LONDON — Britain’s planned new high speed rail line is long delayed, over budget and drastically curtailed. Now Cabinet ministers are growing ever-more furious about the cost of its notorious “bat tunnel” rising by millions.

The price tag of the shield to protect a rare bat species a risk of being battered by HS2 trains has approached £125 million, an official estimate obtained by POLITICO suggests. That’s nearly a third higher than first forecast.

Protecting wildlife including Bechstein’s bats, one of the most elusive specimens of the winged mammals in Britain, may have been a noble and legally-required cause. But the decision to save them by building a 900-meter-long structure has, for critics, become emblematic of Britain’s infrastructure woes.

After being shown the latest estimates, Environment Secretary Steve Reed told POLITICO: “Spending vast sums to build a ‘bat tunnel’ is ludicrous.

“For too long, regulations have held up the building of homes and infrastructure, blocking economic growth and doing little for nature. That is why we are introducing new planning reforms and a Nature Restoration Fund to unblock the building of homes and infrastructure and improve outcomes for our natural world.”

Back under the Conservatives in 2019, the tunnel was initially priced at £95 million.

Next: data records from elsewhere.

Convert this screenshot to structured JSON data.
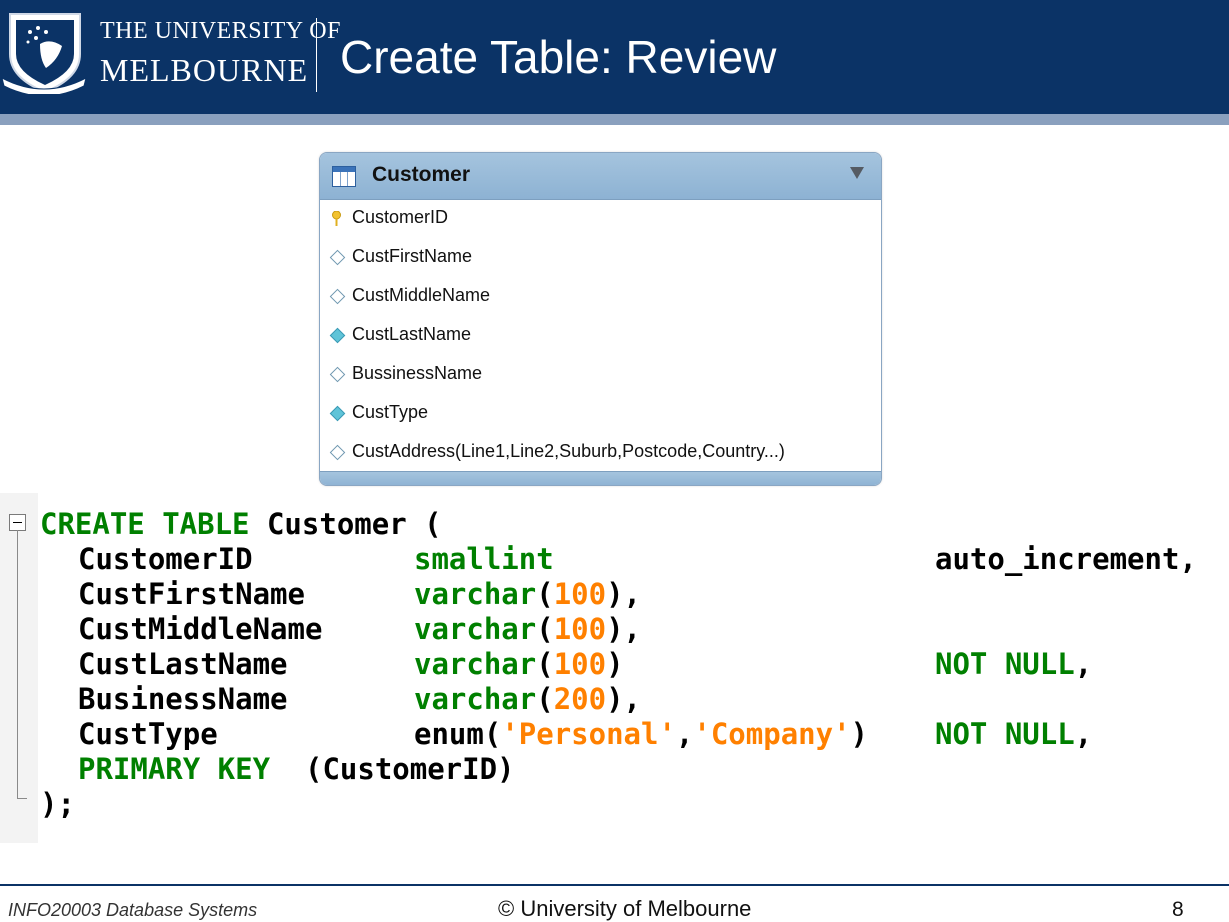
{
  "header": {
    "university_line1": "THE UNIVERSITY OF",
    "university_line2": "MELBOURNE",
    "slide_title": "Create Table: Review"
  },
  "er_table": {
    "name": "Customer",
    "columns": [
      {
        "label": "CustomerID",
        "icon": "key-icon"
      },
      {
        "label": "CustFirstName",
        "icon": "diamond-outline-icon"
      },
      {
        "label": "CustMiddleName",
        "icon": "diamond-outline-icon"
      },
      {
        "label": "CustLastName",
        "icon": "diamond-filled-icon"
      },
      {
        "label": "BussinessName",
        "icon": "diamond-outline-icon"
      },
      {
        "label": "CustType",
        "icon": "diamond-filled-icon"
      },
      {
        "label": "CustAddress(Line1,Line2,Suburb,Postcode,Country...)",
        "icon": "diamond-outline-icon"
      }
    ]
  },
  "code": {
    "line1_kw": "CREATE TABLE",
    "line1_rest": " Customer (",
    "rows": [
      {
        "name": "CustomerID",
        "type": "smallint",
        "arg": "",
        "after": "",
        "constraint": "",
        "suffix": "auto_increment,"
      },
      {
        "name": "CustFirstName",
        "type": "varchar",
        "arg": "100",
        "after": ",",
        "constraint": "",
        "suffix": ""
      },
      {
        "name": "CustMiddleName",
        "type": "varchar",
        "arg": "100",
        "after": ",",
        "constraint": "",
        "suffix": ""
      },
      {
        "name": "CustLastName",
        "type": "varchar",
        "arg": "100",
        "after": "",
        "constraint": "NOT NULL",
        "suffix": ","
      },
      {
        "name": "BusinessName",
        "type": "varchar",
        "arg": "200",
        "after": ",",
        "constraint": "",
        "suffix": ""
      },
      {
        "name": "CustType",
        "type": "enum",
        "arg1": "'Personal'",
        "arg2": "'Company'",
        "constraint": "NOT NULL",
        "suffix": ","
      }
    ],
    "pk_kw": "PRIMARY KEY",
    "pk_rest": "  (CustomerID)",
    "close": ");"
  },
  "footer": {
    "course": "INFO20003 Database Systems",
    "copyright": "© University of Melbourne",
    "page_number": "8"
  },
  "colors": {
    "header_bg": "#0b3366",
    "keyword_green": "#008000",
    "literal_orange": "#ff8000"
  }
}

But HS2 acknowledged in response to a freedom of information request that a new estimate was drawn up to calculate additional costs — and it put the price-tag at £114.8 million, in March 2023 prices.

A spokesperson for HS2 said the alteration was solely down to inflation and that they have not carried out a full re-assessment since. 

But city economists and a civil engineering expert reckon the costs will now be nearly £125 million in today’s prices, underlining the effect spiraling inflation has had on the country’s public finances. 

The tunnel isn’t due to be completed until 2027 but Mark Wild, who was appointed as HS2’s new chief executive last year, is “resetting” the program. Any further delay will only add to the cost.

One Whitehall official, granted anonymity to speak bluntly, described the cost of the tunnel through an ancient woodland in Buckinghamshire as “fucking bonkers,” but lamented being unable to stop the tunnel because so much of the construction has been completed already.

In March, Rail Minister Peter Hendy conceded that the “bat mitigation structure” is “well advanced” and that decommissioning it and devising an alternative scheme would cost more than completing the current tunnel.

Back under the Conservatives in 2019, the tunnel was initially priced at £95 million. | Ben Whitley/Getty Images

Wildlife advocates have been particularly angered. The Bat Conservation Trust has argued that the tunnel is being used as a “political scapegoat” to “justify rolling back environmental protections.”

Wild has defended the scheme too, saying he “can’t apologise” for the tunnel, which he argued was the “most appropriate” way to “comply with the law.”

‘Absurd’

Since his Labour administration won a landslide last July, Keir Starmer has railed against the “absurd spectacle” of the tunnel as he seeks to get through legislation to reform planning regulations accused of holding back development and economic growth. That bill has proved controversial with MPs who fear habitats and wildlife will be bulldozed over in favor of development.

Luke Charters, a Labour MP on the Public Accounts Committee who’s been examining HS2 costs, said: “The tunnel has already more than doubled the cost of this section of railway, and I’m concerned the final bill could climb even higher once inflation and long-term maintenance are factored in.”

Britain’s second high speed line was set out under a Conservative transport secretary in 2012 to be a Y-shaped network from London to Birmingham and continuing to Manchester and Leeds. The cost was drawn up as £32.7 billion and the first trains were expected to run in 2026. 

But costs spiralled owing to excessive optimism about how quickly it could be completed and changes to its scope, like the need to build a tunnel through a leafy shire to quell the anger of backbench Conservatives. 

The price tag hit £98 billion in 2019 before Conservative PM Rishi Sunak axed what remained of the northern half in 2023, to the fury of the rail industry. The remaining leg is far from completion.

A spokesperson for HS2 said: “The demands of the UK planning and environmental consents process come at a high cost, largely out of HS2 Ltd’s control. 

“To comply with laws protecting vulnerable species, including internationally protected bats near Sheephouse Wood, a covered structure over the HS2 line is being built. A range of alternative options were reviewed and rejected on the grounds that they were more expensive or failed to pass the legal test.”